On this basis doctors might reasonably claim to fall into the fraternity of hard working people with considerable native intelligence, rather than the community of philosophers and artists (among others) who are more interested in the bigger picture, the existential questions.
What I find curious (after a long career in medicine and a shorter one in the arts and humanities) is the extent to which doctors have successfully deluded themselves. Most consider themselves well educated, confusing (along with Ian Duncan Smith) ‘well educated’ with ‘successful well paid career’. They assume that four grade A or A* A levels and a five year medical school training makes them well educated. The clues are in the names – medical school and training. Although contemporary medical undergraduates have less of a ‘pot filling’ course than 25y ago, and have some input from the arts and humanities, the emphasis is still on transmitting a great number of facts, and later differential diagnoses, to these embryonic doctors.
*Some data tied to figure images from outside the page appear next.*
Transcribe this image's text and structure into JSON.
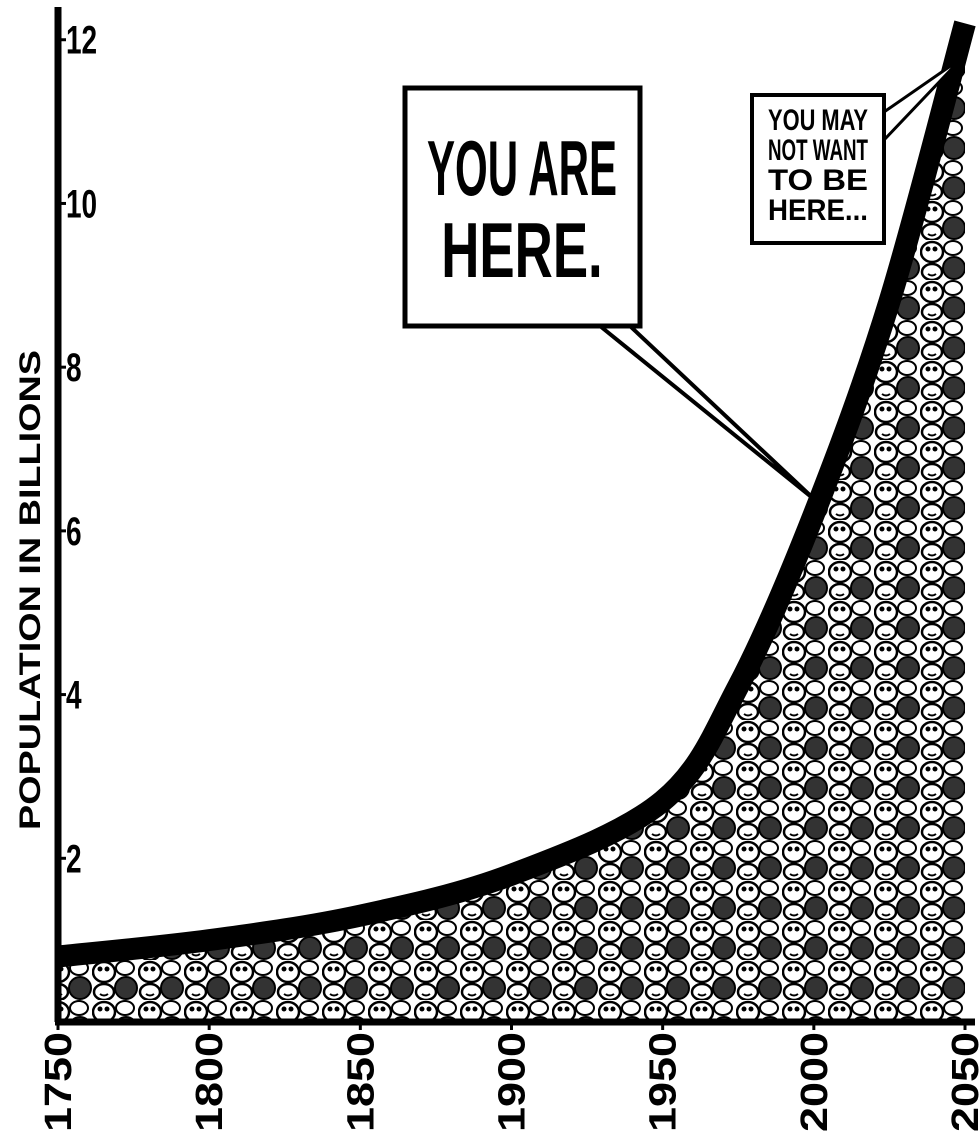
{
  "chart_data": {
    "type": "area",
    "y_label": "POPULATION IN BILLIONS",
    "x": [
      1750,
      1800,
      1850,
      1900,
      1950,
      1975,
      2000,
      2025,
      2050
    ],
    "values": [
      0.8,
      1.0,
      1.3,
      1.8,
      2.7,
      4.1,
      6.2,
      8.8,
      12.2
    ],
    "color": "#000000",
    "xlim": [
      1750,
      2050
    ],
    "xticks": [
      1750,
      1800,
      1850,
      1900,
      1950,
      2000,
      2050
    ],
    "ylim": [
      0,
      12.4
    ],
    "yticks": [
      2,
      4,
      6,
      8,
      10,
      12
    ],
    "annotations": [
      {
        "lines": [
          "YOU ARE",
          "HERE."
        ]
      },
      {
        "lines": [
          "YOU MAY",
          "NOT WANT",
          "TO BE",
          "HERE..."
        ]
      }
    ]
  }
}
Postgraduate examinations retain the same emphases on basic science and clinical practice – and I am not arguing with this in principle (arguing about the actual examination system is for another day).
Perhaps it doesn’t matter that our doctors have what remains in effect a high level apprenticeship training. Holistic medicine was a fairly new concept when I trained, and my medical school was considered innovative in its curriculum. Holistic medicine (in mainstream medicine) has been a casualty of the post Thatcher years as the art of medicine has steadily been crushed by the relentless march of evidence based, reductive medicine. Outcome measures and the search for certainty are the twin goals of today’s doctors, and more importantly, today’s health politicians.
I would argue that it is more important than ever for today’s doctors to be well educated in the true sense. Of course they need their factual medical knowledge and skills, but they also need inquiring minds. Not inquiring only about the patient’s symptoms, but also inquiring about the patient’s world. This requires empathy, a skill that can be learned and developed, an ability to know oneself and put oneself in another’s shoes. Wider inquiry requires the intuitive knowledge that comes from reading widely outside medicine – good novelists, poets, playwrights. Intuitive knowledge comes from watching films and reading newspapers properly, and discussing them. Real education comes from opening one’s mind to new thoughts and ideas, and then really thinking about them.
So to return to the fragment that I overheard, no I don’t think that native intelligence and hard labour are worth more than a degree. Nor are they worth less, but some professions demand hard work, intelligence and lifelong real education.